A Mighty Heart review by Juli Yuli

Mighty Heart

Despite all the hype about Angelina Jolie's performance, A Mighty Heart still took me by surprise. Not so much for her performance, but for the way this story was crafted.

The film describes recent real-life events: the disappearance of Wall Street Journal journalist Daniel Pearl in January 2002 and the month-long search for him afterwards. The film takes place in Karachi, a huge and busy metropolis in Pakistan. The central character and narrator in the film is Daniel's wife Marianne Pearl, played by Angelina Jolie. A journalist herself, she came with Daniel to Pakistan to complete several assignments, despite being 5 months pregnant. Daniel and Marianne plan to leave the next day, but Daniel has one last interview to complete and disappears shortly after he leaves for that last interview.

The rest of the film is like a giant suspense puzzle, with different characters appearing and disappearing, and many different sources trying to find Daniel. The circumstances of the disappearance and the resulting search raise the same question over and over: "Who do you trust?" As the search goes on and more and more clues are found, the film keeps showing the chaotic city life in Kharachi. How is it possible to find anyone in such chaos? Every place they search for suspects is just so crazy - one can hide there for months and never be found.

The film has a very real, almost documentary feel to it. In one of the interviews, Jolie described that director Michael Winterbottom had a completely unstructured style. He would constantly follow and film her and other actors. She said she could not go to the bathroom without being filmed. It is probably for that reason that the film has such a natural, almost documentary feel to it.

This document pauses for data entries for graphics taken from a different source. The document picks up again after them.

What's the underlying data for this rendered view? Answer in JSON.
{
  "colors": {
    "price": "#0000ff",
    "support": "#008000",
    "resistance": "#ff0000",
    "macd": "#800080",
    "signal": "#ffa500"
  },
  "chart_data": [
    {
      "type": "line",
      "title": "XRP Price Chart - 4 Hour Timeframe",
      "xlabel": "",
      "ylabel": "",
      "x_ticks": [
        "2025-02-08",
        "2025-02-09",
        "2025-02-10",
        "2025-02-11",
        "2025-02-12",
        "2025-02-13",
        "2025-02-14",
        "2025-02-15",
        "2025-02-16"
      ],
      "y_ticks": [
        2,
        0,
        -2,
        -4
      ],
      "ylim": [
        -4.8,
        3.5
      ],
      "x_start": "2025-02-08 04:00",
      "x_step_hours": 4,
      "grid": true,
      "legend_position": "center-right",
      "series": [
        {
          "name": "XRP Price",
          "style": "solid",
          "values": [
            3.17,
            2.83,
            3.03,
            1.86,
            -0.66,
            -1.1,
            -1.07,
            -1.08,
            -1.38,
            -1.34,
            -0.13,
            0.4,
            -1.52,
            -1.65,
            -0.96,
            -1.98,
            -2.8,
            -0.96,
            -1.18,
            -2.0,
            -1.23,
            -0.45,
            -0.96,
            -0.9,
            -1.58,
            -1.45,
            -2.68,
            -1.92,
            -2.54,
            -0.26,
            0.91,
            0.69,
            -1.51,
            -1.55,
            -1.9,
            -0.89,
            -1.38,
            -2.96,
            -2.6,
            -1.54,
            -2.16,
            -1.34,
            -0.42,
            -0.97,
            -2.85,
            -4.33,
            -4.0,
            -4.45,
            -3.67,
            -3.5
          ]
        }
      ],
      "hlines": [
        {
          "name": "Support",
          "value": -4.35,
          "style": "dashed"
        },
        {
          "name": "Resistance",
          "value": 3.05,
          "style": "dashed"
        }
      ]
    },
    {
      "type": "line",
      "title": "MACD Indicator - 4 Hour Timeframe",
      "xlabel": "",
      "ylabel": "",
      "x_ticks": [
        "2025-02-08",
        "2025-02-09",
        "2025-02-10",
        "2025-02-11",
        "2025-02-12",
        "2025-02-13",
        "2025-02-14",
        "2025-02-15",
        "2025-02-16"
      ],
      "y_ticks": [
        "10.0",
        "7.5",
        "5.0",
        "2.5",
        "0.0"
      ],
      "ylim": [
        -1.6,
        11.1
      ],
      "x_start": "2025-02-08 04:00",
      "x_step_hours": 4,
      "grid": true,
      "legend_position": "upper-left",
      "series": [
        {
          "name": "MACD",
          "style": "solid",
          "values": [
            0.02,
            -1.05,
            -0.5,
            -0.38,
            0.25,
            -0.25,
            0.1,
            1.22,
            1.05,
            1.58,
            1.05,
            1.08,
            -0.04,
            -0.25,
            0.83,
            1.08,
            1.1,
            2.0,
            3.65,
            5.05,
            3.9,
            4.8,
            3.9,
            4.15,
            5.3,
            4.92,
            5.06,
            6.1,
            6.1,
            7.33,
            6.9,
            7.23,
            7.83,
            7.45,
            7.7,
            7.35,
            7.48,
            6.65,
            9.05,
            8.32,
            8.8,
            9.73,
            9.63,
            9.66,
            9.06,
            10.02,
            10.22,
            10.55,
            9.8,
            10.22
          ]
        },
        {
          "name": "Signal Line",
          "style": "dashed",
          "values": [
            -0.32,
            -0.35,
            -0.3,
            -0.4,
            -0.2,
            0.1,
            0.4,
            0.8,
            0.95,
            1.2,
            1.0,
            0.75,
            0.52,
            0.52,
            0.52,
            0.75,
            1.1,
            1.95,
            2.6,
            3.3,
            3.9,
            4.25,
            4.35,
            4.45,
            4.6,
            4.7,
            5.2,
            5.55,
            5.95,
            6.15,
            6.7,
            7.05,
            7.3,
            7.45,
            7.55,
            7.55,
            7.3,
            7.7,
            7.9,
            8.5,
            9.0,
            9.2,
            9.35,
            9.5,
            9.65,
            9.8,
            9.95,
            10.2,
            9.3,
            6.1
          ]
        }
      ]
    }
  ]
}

The entire film is narrated in a calm and content voice. And Marianne's calmness during the entire film almost drives you mad. This woman's husband was taken hostage by Al Queda, how is she not losing it?! At times you even forget that she is 5-6 months pregnant, because she is so calm, collected, and focused. During several moments in the film, you think - she will now break down, but she does not. Weeks go by, and she does not.

She sums up her attitude in the CNN interview she did about a week after kidnapping: "I can't be desparate. I believe if I stop creating dialogue, I will stop believing in everything else. I can't do that, I am pregnant."

Once she learned Danny's fate, however, it's raw. Jolie's Marianne screams like a wounded beast. It is a piercing scream, a scream that has been held back for too long.

Jolie did true justice to the real Marianne Pearl with her performance. I have seen interviews with Marianne Pearl, and I can imagine that she would be as strong and collected as Jolie portrayed her.

Even after the tragedy strikes, Marianne shines spotlight away from her. She tells in another interview: "Danny was killed this month. So were 10 other Pakistanis by terrorists."

One of the most touching scenes in the film is the last dinner everyone has together. These strangers that became so close together during the search, are really sad. And then Marianne, who should be the saddest, thanks them for all of their efforts, and tells them "You did not fail. Let's eat." This is the woman whose husband just tragically died and who is 6 months pregnant...

One of the interesting relationships in the film is between Marianne and the Pakistani police chief Javed Habib, who leads the search. Throughout the movie, Marianne is shown to have great respect for the captain. He is the best example of what a Muslim should be, and a contrast to the fanatical Muslim terrorists that kidnapped Daniel. At some point in the film she trusted him enough to share that Danny is Jewish.

The media is shown in the film as a completely hurtful institution. They hurt the search, they announce that Daniel Pearl is dead with any confirmation, then they announce his body has been dumped in one of Karachi's cemeteries. It's a little ironic that the film is about journalists, but the same journalists have potentially worsened Pearl's situation.

I liked the film because it was very emotional, but at the same time, the emotions were so understated. It was real portrayal of a real tragedy. The DVD includes several public announcements about journalist's causes and the Daniel Pearl foundation, as well as "The Making of A Might Heart" feature.